Kuasa hukum korban, Bayu Eka Prasetya, mengatakan putusan majelis hakim telah memperjelas fakta persidangan bahwa formulir pengajuan kredit yang ditandatangani korban berada dalam kondisi kosong.

"Di dalam putusan tersebut juga sudah jelas bahwasannya terkait persoalan formulir itu yang ditandatangani oleh korban itu kosong," kata Bayu, Kamis (25/6/2026).

Dalam persidangan, urai Bayu, sempat terjadi perbedaan keterangan antara terpidana Novi dan AO Ridwan terkait kondisi formulir yang ditandatangani korban.

Terpidana Novi menyebut korban menandatangani lembar kosong, sedangkan AO Ridwan menyatakan formulir tersebut telah terisi sebelum ditandatangani.

"Yang AO mengatakan berkas ini sudah ada isi, sementara Teller dan korban ini menjelaskan bahwasannya berkas tersebut kosong, nggak ada nominal apa-apa," katanya.

"Jadi korban ini tanda tangan, nggak tahu, nggak melihat nominal Rp182 juta itu di dalam formulir.

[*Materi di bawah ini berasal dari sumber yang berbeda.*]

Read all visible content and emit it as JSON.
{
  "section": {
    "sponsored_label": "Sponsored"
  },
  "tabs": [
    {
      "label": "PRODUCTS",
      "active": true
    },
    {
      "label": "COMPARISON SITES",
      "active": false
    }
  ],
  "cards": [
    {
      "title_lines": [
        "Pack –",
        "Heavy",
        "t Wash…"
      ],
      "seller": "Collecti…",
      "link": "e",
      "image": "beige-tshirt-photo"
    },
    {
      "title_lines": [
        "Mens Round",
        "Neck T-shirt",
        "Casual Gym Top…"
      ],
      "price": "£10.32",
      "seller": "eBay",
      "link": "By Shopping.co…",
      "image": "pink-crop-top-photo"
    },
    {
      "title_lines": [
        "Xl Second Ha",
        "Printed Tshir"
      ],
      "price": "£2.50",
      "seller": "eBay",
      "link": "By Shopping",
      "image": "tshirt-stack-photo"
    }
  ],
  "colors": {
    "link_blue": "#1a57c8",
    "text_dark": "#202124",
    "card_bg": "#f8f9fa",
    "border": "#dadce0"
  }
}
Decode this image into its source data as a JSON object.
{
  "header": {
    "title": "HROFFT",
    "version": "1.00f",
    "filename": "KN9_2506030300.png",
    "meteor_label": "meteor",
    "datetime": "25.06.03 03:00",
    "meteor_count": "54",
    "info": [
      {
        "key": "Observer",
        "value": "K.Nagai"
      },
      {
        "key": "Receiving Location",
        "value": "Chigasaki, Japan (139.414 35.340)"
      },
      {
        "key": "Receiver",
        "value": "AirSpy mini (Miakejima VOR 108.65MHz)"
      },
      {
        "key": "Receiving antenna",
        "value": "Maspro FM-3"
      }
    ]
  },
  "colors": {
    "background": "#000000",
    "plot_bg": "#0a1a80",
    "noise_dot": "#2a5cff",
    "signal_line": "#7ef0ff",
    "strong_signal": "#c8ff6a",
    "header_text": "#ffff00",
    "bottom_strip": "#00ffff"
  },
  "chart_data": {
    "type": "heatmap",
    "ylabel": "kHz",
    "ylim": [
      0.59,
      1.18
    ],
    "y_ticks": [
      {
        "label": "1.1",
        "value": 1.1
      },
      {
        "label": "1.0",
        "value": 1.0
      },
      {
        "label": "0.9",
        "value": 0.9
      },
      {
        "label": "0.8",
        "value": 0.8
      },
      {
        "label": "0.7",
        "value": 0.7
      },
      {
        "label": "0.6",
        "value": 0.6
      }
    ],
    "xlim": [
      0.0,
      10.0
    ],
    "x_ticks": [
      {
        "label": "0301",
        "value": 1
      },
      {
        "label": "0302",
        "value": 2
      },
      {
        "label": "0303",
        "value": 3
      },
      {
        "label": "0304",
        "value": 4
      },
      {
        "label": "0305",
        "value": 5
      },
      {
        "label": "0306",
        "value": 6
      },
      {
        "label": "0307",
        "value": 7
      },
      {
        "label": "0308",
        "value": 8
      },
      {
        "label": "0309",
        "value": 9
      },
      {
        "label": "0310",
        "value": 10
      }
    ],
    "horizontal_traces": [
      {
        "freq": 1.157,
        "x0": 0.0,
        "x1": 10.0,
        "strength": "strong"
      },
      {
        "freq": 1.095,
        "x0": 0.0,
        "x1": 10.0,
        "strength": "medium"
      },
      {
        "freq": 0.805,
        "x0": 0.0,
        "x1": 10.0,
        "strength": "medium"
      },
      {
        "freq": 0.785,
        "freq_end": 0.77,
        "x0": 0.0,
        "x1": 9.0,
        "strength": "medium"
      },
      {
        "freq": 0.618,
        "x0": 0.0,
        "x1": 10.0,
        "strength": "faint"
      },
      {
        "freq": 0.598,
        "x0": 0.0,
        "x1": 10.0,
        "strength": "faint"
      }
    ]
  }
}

Itu nggak ada, kosongan formulirnya itu. Nah, yang menjadi pertanyaan, siapa ini yang mengisi?" lanjut Bayu.

Menurutnya, fakta tersebut memunculkan pertanyaan mendasar mengenai siapa pihak yang kemudian mengisi nominal pinjaman sebesar Rp182 juta dalam dokumen tersebut.

Selain persoalan formulir kosong, Bayu juga menyoroti peran AO dan teller yang disebut terungkap dalam persidangan.

"Terkait peran AO dan juga peran Teller di putusan, juga sudah jelas, bahwasannya AO ini memberikan berkas kepada Teller, yang sebenarnya itu telah melakukan pelanggaran besar, sehingga mengakibatkan kerugian seseorang," katanya.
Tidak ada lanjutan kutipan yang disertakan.